Et cependant, c’est bien, aussi, un acte politique : être au monde, dans le monde, ne pas se laisser imposer par lui l’image que l’on veut donner de soi, remettre en cause la binarité sexuée et genrée, c’est un pied de nez aux conservatismes. Est-ce que Serena Williams, égérie de Virgil Abloh chez Nike, n’est pas une icône punk ? Dans une phase de transition comme nous la vivons aujourd’hui (#MeToo, droits des LGBT versus ceux qui y résistent, pour le dire rapidement), toute image de liberté d’être soi est bonne à prendre.

Mais… Y aura-t-il un ruissellement ? Ou bien le sentiment anti-élites renforcera-t-il au contraire la crispation sur le genre dans les classes populaires – dont l’extrême droite se prétend par ailleurs l’alliée ? L’enjeu économique et l’enjeu sociétal, absolument inséparables, sont immenses.

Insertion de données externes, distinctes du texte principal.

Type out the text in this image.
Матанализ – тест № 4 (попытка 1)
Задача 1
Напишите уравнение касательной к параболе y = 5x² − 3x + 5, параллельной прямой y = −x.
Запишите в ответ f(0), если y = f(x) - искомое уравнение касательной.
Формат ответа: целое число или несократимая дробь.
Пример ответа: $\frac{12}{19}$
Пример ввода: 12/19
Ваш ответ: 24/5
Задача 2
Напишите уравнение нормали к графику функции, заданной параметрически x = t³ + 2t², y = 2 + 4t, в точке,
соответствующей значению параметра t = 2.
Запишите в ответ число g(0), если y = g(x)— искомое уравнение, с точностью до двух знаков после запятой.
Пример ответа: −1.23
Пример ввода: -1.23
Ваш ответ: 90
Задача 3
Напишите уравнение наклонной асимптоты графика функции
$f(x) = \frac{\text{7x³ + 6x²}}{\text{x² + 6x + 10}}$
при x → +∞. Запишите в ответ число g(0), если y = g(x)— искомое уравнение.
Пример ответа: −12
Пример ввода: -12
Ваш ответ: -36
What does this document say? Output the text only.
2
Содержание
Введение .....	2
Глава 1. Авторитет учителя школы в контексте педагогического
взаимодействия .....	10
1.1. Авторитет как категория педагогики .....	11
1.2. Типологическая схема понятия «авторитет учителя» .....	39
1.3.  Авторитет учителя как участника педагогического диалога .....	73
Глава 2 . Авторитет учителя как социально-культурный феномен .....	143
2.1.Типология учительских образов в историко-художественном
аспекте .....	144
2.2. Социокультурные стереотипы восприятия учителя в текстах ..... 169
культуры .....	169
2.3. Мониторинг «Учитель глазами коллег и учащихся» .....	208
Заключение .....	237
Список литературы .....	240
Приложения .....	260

Dès lors, pour trouver de la nouveauté à tout prix, pour provoquer davantage, le marketing du luxe cèdera-t-il, demain, à la vague conservatrice et « re-binarisera-t-il » la mode pour qu’elle soit in ? L’hétéronormativité, la virilité traditionnelle reviendront peut-être en force. L’avant-garde esthétique sera peut-être patriarcale. Après tout, dans le domaine des idées, c’est aujourd’hui tendance d’être réac’, y compris chez les jeunes. Toutes et tous ne sont pas des défenseur.e.s de l’émancipation, même par l’apparence. Les icônes aussi ont leur haters, leurs harceleurs et leurs trolls. Mais le queer aura toujours un temps d’avance.